In its advocacy, since May 2020 SMERU has regularly involved the Ministry of Education and Culture, including the Directorate General of Teachers and Education Personnel, Special Staff to the Minister, and the Basic Education Working Group. SMERU’s advocacy was successful in informing stakeholders about the impact of school closures on declining student abilities which resulted in widening learning inequalities. On 4 August 2020, the Minister of Education and Culture issued Ministerial Decree No. 719/P/2020 concerning Guidelines for Implementing Curriculum in Educational Units under Special Conditions. This decree adopted SMERU’s recommendations regarding diagnostic assessment and curriculum simplification.
In this decree, a diagnostic assessment is used as a special assessment to identify student competencies, strengths, and weaknesses. Starting with a diagnostic assessment, the learning design can be improved and adapted to the competencies and conditions of students. Students who based on the assessment results lag in their learning outcome progress can be provided with affirmative learning assistance. The assessment shall be carried out based on several principles, including validity, reliability, fairness, flexibility, authenticity, and integration. The policy document further elaborates the details regarding the assessment implementation. SMERU’s recommendations that were adopted in Ministerial Decree No. 719/P/2020 regarding this diagnostic assessment method were then shared by the Ministry of Education and Culture in public events. The aspects of curriculum simplification are independently listed in the guidelines for implementing the curriculum under these special conditions.

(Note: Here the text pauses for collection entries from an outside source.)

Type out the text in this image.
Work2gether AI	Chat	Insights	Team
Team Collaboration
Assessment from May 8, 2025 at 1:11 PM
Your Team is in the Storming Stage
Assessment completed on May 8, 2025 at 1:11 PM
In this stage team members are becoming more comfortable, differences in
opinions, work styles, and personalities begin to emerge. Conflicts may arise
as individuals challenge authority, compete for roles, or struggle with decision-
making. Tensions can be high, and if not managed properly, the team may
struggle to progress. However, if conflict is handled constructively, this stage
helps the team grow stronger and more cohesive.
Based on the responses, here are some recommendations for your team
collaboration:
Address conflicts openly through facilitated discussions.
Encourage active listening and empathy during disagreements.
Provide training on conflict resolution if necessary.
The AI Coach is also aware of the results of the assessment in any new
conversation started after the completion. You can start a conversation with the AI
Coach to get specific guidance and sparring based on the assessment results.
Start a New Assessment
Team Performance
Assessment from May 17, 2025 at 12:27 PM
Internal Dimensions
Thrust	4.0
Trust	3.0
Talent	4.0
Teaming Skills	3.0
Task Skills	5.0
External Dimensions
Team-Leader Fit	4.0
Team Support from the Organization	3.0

Knowledge Sector Initiative (KSI) contribution
Since May 2020, SMERU has utilized funds from KSI to conduct a study on the impact of the pandemic on teaching and learning inequality and advocate the recommendations. In preparing the study, SMERU involved the Research and Development unit of the Ministry of Education and Culture and the Directorate of Education and Religion of the Ministry of National Development Planning/Bappenas. In July 2020, SMERU produced a short report entitled “Home-based Learning: A Portrait of Learning Inequality during the COVID-19 Pandemic” which details the ways by which the assessments were carried out in various schools and regions. With KSI’s support, SMERU also enriched the discourse on efforts to anticipate learning inequality by organizing a webinar entitled “Home-based Learning: Challenges and Strategies for Overcoming Learning Inequality During the #Covid19 Pandemic”. SMERU delivered its recommendations in the webinar which was attended by the Director General of Teachers and Education Personnel of the Ministry of Education and Culture as well as teacher representatives from Enrekang District, South Sulawesi.